As I commented in my brief review of Rampino’s book: “As for Rampino’s galactic hypothesis, the statistics are decidedly dodgy, but chasing down more forensics is definitely on the cards.” Indeed they have been chased in a recent review by the pair and their colleague Sedelia Rodriguez (Rampino, M.R., Caldeira, K. & Rodriguez, S. 2023. Cycles of ∼32.5 My and ∼26.2 My in correlated episodes of continental flood basalts (CFBs), hyper-thermal climate pulses, anoxic oceans, and mass extinctions over the last 260 My: Connections between geological and astronomical cycles. Earth-Science Reviews, v. 246 ; DOI: 10.1016/j.earscirev.2023.104548; reprint available on request from Rampino).

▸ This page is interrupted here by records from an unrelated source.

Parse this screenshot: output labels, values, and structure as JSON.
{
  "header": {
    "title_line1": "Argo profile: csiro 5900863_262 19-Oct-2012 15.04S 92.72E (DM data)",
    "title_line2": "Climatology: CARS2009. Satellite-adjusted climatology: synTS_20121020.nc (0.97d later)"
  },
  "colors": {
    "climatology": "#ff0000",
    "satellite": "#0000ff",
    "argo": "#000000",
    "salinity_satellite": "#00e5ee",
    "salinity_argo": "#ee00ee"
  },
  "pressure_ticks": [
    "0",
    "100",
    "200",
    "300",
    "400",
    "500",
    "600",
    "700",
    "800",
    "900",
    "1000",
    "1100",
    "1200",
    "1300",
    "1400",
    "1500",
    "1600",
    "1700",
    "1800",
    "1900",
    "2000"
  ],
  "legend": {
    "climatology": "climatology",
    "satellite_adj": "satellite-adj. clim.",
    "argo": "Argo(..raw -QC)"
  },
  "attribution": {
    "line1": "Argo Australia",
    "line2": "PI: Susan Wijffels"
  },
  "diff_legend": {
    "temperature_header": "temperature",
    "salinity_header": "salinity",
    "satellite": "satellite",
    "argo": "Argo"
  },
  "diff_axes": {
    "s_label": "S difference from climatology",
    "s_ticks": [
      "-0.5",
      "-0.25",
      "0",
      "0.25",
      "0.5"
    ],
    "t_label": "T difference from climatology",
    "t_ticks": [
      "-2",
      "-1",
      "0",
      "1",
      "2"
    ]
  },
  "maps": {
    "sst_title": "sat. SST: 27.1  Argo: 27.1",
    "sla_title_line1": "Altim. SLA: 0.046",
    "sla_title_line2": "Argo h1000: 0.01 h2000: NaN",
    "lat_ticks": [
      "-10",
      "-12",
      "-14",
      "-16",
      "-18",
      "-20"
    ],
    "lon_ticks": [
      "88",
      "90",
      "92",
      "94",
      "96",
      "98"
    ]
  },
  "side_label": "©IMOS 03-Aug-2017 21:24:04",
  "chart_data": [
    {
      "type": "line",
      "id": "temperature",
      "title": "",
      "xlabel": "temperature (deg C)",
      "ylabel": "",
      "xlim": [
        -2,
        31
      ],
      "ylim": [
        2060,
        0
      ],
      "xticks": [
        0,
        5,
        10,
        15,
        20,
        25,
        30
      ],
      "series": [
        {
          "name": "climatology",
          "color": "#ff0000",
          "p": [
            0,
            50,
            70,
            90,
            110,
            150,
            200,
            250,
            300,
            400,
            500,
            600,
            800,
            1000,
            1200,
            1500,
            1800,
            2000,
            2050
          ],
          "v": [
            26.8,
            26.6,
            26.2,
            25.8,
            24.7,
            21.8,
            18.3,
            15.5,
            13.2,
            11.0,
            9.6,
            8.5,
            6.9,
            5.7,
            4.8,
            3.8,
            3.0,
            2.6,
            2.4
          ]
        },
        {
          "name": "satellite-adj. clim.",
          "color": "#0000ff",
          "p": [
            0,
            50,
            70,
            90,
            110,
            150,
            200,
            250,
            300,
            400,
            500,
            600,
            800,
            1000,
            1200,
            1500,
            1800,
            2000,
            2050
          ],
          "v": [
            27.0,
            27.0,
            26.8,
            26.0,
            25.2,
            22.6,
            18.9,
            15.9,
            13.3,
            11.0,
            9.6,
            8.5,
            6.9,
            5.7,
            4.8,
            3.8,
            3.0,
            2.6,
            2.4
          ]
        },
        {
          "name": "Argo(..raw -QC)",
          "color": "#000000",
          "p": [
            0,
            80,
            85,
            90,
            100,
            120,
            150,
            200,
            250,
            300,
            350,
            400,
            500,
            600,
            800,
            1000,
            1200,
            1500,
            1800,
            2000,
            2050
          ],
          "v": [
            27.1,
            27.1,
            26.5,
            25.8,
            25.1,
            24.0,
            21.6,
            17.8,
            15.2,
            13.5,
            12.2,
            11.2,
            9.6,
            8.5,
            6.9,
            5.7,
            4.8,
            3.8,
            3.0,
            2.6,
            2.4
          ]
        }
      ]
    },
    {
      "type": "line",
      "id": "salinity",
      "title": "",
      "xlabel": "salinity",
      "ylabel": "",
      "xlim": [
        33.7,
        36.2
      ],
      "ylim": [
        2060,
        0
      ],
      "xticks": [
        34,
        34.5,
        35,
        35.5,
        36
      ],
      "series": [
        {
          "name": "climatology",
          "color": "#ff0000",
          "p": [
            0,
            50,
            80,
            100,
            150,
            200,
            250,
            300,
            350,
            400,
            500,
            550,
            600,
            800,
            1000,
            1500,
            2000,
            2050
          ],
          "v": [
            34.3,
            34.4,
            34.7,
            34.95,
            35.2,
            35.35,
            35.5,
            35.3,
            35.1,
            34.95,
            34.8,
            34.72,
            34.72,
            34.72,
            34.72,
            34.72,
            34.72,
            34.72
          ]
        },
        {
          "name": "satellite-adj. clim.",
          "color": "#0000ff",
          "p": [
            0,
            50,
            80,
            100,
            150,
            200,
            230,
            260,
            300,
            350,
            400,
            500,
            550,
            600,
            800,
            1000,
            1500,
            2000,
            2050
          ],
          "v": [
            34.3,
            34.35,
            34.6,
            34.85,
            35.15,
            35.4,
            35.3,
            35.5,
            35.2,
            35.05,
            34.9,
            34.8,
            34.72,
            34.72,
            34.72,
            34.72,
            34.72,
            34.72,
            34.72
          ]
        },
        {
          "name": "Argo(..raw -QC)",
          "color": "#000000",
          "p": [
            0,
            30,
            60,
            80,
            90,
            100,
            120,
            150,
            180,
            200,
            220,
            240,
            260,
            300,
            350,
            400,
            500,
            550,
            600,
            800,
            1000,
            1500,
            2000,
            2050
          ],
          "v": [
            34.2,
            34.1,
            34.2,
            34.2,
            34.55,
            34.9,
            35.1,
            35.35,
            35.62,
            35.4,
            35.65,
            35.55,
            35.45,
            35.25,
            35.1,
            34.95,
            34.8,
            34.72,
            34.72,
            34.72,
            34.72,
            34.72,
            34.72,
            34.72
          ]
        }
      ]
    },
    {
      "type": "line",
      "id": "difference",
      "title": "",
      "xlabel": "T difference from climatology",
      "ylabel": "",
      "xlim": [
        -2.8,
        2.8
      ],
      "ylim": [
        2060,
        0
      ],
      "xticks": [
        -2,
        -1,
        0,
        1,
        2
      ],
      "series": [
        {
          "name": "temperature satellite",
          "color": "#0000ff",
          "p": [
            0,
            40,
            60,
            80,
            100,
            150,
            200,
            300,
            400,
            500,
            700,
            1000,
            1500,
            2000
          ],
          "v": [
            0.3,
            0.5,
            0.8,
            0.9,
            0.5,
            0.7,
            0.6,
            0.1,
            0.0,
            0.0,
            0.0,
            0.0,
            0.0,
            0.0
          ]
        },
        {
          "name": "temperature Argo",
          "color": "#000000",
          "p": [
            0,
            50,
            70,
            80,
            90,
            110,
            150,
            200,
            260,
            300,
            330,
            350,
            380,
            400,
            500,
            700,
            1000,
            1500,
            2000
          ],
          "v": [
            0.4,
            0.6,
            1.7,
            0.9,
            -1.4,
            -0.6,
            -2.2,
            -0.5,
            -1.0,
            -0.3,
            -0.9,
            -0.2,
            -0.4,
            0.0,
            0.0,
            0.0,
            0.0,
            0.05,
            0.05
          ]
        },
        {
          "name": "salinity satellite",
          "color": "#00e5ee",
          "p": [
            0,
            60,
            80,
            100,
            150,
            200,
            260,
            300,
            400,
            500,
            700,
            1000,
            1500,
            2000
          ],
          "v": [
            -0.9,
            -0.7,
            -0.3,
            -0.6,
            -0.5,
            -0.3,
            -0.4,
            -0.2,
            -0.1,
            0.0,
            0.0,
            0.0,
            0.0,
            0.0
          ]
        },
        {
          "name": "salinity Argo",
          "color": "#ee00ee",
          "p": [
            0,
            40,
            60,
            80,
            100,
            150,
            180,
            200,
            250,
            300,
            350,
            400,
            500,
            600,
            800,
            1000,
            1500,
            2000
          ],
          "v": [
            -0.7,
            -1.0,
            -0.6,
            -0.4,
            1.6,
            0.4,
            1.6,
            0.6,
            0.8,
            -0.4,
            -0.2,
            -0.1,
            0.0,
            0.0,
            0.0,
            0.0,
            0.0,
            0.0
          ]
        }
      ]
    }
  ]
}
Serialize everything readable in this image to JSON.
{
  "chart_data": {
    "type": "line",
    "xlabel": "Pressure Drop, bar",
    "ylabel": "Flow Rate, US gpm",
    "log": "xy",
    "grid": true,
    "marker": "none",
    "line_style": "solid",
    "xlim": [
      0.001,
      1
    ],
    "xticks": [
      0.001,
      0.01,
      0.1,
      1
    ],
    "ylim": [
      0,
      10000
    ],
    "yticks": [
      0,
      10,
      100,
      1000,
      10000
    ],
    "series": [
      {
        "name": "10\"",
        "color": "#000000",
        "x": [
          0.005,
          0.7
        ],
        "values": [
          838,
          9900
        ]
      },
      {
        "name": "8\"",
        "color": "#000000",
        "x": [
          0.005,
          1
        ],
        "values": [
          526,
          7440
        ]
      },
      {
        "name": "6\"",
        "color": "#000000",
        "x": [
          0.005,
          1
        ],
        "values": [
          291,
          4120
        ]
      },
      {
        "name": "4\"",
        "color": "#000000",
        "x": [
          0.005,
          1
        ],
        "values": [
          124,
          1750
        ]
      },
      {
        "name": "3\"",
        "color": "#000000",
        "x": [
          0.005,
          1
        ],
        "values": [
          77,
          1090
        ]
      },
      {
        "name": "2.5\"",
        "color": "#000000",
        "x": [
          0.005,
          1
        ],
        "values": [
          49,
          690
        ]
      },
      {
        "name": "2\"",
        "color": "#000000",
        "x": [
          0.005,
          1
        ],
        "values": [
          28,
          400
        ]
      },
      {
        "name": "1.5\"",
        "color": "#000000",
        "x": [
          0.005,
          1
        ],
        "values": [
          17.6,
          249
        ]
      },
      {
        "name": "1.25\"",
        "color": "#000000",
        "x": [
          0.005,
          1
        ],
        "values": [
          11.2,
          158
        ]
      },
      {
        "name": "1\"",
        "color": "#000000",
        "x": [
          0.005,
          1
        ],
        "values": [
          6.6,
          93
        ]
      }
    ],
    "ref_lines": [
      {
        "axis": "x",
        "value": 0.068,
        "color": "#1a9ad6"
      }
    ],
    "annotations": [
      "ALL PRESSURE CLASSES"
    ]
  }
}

They base their amplified case on much more than radiometric dates of continental flood basalt (CFB) events matched against the stratigraphic record of biotic diversity. Among the proxies are published measurements of mercury and osmium isotope anomalies in oceanic sediments that are best explained by sudden increases in basaltic magma eruption; signs of deep ocean anoxia; new dating of marine and non-marine extinctions in the fossil record, and episodes of sudden extreme climatic heating.

Statistical analysis of the ages of anoxic events and marine extinctions has yielded cycles of 32.5 and 26.2 Ma, those for CFBs having a 32.8 Ma periodicity. A note of caution, however: their data only cover the last 266 Ma – about one orbit of the solar system around the galactic centre. The authors attribute their interpretation of the cycles “to the Earth’s tectonic-volcanic rhythms, but the similarities with known Milankovitch Earth orbital periods and their amplitude modulations, and with known Galactic cycles, suggest that, contrary to conventional wisdom, the geological events and cycles may be paced by astronomical factors”.

Whether or not a detailed record of appropriate proxies can be extended back beyond the Late Permian, remains to be seen. The main fly-in-the-ointment is the tendency of CFB provinces to form high ground so that they are readily eroded away. Pre-Mesozoic signs of their former presence lie in basaltic dyke swarms that cut through older  crystalline continental crust. The marine sedimentary record is somewhat better preserved. A search for distinctive anomalies in osmium isotopes and mercury concentrations, which are useful proxies for global productivity of basaltic magmas, will be costly. Moreover, dating will depend to a large degree on the traditional palaeontology of strata, which in Palaeozoic rocks is more difficult to calibrate precisely by absolute radiometric dating.